Wednesday 15 October 2014

You've got to wake up and live!

16 days 22 hours and 15 mins to go...

Fantastic news, I looked in my mailbox yesterday morning and saw an email from Nick, saying he was feeling better, had dragged himself into work and was back working on my tracks, he said he’d send something over later, which he did, and then I got to speak to him. I found out he has suspected pancreatitis and had a really rough time of it over the last few days. He now has some medication that is doing the job and is now able sleep well at night.
I am so pleased for him and I am so pleased for me, because if feels like the sun has come out from behind the clouds and lit up my life (wait a minute, it actually just has! Oh, it’s gone back in again!)
So, he’s back and I’m back on track, sort of, still waiting for the final artwork to come over from Brazil (yes Brazil, don’t get me going on that one), I am still anxious and that won’t change until I get the artwork through. Also I designed the cover for the Christmas single and I am waiting to hear from the CD manufacturers if the files are ok to print, I’ve never done this before so that could be a problem, (or is that an opportunity?) 
Update: I have just found out that my cover is fine, phew relief!


Wake Up

The first track of our first album, Beggars Can Be Choosers, and it was pretty much the opening number to our live set for the majority of our gigs over the years. The recording of this album was a complete nightmare, we turned up and our engineer failed to show and after some frantic phone calls it turned up he thought it was the following week, incriminations all round but no proof of who was responsible for the misconception. It was so long ago it doesn’t matter now.
It was the height of summer, it was boiling out, and the studio was full of double glazed windows letting the sunshine, turn the studio into a greenhouse, there was no air conditioning and we were not allowed to open the windows because it would upset the neighbours (this was Hoxton Square we were talking about).
The place was an oven and the guitars kept going out of tune due to the heat. We were meant to play blistering punk rock in this sweltering caldron of bad air. I just wanted to lie on the grass outside and feel the cool breeze, (if there was any) on my face.
So exhausting were the recordings that after we had finished, I fell ill and was bed ridden for four days afterwards. The strain was too much, I hated it.
But, we did manage to make a fine album, through blood sweat and tears.
Wake up as a song was a wakeup call (see what I did there?) to everyone to live life fully every day, against a backdrop of a world that is forever telling us we will fail, that trying is not enough, that succeeding is unlikely and that people that achieve great things, achieve them because they are great and not, ordinary people that become great by achieving great things. It is saying always stretch yourself, always strive to be better, get out of your comfort zone and live!!!

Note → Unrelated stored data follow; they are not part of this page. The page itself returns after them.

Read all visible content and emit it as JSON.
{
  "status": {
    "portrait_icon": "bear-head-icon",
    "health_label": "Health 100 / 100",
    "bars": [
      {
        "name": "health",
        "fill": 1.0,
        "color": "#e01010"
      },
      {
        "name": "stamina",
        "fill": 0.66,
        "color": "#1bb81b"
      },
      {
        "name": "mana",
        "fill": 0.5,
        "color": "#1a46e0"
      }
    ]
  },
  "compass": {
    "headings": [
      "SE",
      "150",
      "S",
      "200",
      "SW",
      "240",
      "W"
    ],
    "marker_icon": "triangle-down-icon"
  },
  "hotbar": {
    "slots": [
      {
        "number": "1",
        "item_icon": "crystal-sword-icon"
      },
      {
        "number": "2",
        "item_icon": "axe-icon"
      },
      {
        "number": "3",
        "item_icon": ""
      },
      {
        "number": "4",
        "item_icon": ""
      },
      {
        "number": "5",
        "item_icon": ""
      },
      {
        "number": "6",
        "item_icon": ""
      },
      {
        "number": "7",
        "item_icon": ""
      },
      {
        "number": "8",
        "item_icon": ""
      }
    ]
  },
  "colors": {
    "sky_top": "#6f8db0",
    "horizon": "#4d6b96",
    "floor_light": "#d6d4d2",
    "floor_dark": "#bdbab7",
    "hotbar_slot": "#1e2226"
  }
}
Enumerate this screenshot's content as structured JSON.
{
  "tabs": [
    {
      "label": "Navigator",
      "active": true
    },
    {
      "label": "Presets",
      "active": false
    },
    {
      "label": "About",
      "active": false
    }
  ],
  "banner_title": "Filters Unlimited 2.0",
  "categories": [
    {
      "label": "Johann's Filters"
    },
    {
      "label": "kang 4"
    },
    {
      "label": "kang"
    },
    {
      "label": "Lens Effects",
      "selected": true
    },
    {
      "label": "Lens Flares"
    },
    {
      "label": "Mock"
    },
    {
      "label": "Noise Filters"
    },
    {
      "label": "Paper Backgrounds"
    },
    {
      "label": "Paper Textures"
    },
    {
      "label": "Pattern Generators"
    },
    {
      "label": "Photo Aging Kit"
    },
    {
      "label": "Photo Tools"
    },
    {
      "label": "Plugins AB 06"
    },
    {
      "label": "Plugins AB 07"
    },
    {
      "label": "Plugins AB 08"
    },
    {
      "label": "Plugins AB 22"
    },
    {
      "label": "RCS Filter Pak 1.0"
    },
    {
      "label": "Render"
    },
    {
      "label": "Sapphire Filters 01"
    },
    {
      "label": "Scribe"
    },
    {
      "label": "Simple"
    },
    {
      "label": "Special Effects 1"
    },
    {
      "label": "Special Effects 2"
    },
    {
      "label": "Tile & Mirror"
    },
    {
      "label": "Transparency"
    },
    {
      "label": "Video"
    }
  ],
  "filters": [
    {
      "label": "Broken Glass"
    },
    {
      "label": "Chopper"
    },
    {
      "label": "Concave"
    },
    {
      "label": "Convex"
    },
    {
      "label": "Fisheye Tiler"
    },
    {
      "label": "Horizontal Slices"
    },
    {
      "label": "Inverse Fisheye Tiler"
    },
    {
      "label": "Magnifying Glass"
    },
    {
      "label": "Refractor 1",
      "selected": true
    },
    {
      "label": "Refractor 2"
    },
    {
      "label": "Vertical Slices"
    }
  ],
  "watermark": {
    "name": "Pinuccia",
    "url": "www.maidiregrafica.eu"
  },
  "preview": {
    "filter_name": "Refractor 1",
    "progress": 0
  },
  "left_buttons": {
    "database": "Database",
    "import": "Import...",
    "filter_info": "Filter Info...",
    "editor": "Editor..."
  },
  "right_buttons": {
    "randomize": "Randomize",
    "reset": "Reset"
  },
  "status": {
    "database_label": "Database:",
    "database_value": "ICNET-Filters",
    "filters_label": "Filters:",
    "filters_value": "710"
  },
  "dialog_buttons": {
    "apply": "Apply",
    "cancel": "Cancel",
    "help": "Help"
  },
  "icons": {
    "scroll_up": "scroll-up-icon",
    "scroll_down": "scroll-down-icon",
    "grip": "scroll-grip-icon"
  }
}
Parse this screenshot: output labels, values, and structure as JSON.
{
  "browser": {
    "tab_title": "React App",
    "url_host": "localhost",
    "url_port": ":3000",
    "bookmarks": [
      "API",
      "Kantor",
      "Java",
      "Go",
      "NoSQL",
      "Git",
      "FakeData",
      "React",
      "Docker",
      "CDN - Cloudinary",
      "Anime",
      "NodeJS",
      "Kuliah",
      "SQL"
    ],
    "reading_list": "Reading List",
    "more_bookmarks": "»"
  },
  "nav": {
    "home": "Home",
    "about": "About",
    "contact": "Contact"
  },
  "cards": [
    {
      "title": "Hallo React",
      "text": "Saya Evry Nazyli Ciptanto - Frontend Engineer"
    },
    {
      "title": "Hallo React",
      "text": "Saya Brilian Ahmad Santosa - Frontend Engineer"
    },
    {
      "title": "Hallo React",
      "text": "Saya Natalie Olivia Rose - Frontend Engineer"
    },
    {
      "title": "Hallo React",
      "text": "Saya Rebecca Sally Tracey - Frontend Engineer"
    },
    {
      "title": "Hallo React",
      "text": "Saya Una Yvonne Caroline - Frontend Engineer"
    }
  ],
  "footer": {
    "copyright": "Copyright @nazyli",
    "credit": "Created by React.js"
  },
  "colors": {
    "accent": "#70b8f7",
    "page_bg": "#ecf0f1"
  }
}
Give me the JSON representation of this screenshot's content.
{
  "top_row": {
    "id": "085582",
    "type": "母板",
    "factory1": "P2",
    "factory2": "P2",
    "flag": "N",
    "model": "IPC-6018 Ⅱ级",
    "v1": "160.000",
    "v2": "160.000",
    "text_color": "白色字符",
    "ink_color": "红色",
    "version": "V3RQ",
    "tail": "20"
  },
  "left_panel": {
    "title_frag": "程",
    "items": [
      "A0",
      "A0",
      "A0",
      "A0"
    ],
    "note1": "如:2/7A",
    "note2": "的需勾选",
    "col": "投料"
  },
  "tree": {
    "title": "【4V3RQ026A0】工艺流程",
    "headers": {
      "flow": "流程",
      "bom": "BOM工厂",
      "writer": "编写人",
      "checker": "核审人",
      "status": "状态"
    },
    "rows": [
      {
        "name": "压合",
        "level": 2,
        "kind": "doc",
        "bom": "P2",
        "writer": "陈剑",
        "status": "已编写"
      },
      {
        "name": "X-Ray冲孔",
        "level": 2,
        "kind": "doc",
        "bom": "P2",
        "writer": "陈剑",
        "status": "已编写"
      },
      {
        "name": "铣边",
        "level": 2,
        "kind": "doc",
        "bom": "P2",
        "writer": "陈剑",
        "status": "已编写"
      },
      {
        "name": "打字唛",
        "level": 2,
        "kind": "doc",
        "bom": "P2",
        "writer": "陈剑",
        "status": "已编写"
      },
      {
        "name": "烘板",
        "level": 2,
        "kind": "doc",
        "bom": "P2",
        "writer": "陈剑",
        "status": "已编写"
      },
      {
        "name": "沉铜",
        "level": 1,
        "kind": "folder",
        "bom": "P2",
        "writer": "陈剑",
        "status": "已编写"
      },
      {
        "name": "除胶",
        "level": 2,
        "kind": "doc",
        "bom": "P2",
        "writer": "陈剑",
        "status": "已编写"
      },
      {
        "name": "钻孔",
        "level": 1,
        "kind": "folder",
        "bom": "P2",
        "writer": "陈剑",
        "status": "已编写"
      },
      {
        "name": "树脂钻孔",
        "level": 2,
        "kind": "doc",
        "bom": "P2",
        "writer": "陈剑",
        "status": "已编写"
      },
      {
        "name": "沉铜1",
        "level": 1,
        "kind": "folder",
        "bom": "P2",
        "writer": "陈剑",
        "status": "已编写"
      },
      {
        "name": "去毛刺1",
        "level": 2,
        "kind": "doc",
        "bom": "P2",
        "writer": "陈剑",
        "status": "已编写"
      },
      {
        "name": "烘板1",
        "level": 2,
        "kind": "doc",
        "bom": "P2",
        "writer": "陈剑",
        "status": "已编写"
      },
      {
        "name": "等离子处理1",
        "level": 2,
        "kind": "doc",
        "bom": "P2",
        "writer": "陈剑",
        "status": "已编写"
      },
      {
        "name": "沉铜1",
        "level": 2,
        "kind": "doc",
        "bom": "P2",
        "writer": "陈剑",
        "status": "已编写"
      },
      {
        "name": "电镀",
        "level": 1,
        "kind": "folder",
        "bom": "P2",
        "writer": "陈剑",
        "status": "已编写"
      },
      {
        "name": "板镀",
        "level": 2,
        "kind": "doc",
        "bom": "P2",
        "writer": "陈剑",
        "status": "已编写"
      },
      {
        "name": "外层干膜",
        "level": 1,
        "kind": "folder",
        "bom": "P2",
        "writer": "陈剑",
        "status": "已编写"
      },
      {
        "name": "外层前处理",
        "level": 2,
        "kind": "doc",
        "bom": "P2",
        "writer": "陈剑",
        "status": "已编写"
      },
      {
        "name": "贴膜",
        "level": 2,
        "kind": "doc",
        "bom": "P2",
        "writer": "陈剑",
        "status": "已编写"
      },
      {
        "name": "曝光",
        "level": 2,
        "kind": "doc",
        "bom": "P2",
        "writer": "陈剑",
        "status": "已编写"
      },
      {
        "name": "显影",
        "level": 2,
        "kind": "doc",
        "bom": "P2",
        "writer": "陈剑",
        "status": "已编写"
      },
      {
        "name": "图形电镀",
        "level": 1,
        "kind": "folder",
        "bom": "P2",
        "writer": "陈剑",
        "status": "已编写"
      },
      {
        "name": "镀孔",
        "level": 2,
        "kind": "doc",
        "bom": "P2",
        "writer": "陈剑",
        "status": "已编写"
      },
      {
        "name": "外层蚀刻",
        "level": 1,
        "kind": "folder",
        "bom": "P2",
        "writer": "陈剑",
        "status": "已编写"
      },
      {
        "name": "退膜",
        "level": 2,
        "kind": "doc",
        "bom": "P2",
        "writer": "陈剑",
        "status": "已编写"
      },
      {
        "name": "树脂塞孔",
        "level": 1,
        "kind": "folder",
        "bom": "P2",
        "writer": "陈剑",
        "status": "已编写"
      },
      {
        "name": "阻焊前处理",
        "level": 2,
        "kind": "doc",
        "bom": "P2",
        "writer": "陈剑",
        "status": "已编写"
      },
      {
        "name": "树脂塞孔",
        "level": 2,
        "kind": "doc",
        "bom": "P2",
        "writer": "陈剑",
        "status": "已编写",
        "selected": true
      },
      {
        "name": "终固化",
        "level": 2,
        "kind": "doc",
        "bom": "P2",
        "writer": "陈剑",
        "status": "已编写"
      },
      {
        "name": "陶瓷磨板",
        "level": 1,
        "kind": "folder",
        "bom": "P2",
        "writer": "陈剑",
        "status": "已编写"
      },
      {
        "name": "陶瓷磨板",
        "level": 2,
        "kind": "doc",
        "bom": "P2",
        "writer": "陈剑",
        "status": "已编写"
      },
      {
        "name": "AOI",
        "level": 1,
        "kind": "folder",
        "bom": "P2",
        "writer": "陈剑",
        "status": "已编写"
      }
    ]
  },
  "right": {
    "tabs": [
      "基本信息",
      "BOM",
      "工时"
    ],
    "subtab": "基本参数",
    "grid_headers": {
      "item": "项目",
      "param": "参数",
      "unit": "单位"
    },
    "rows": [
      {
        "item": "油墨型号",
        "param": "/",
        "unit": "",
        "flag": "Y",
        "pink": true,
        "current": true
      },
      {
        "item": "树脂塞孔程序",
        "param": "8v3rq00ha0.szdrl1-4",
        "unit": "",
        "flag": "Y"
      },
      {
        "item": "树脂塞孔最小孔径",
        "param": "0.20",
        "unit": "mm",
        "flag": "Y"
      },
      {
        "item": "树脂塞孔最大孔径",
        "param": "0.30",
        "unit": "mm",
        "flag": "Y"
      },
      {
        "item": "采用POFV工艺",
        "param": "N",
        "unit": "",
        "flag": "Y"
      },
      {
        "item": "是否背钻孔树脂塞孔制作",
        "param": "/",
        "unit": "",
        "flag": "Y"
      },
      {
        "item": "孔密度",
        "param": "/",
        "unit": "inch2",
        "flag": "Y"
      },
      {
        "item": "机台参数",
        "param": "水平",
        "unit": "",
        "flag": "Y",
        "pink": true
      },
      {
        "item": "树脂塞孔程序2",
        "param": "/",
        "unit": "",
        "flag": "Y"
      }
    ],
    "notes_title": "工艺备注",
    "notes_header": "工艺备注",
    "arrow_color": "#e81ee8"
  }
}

It was also very much an expression of finding myself through punk rock, which rescued me from the hopeless morass of nothing that appeared to be my destiny. I realised that the future is there to be made and not an abstract concept that you are forced kicking and screaming into. That was the lesson I learned, a lesson I tried to pass on though this number.

It also had a very large and very good fanzine named after it created by Dave T.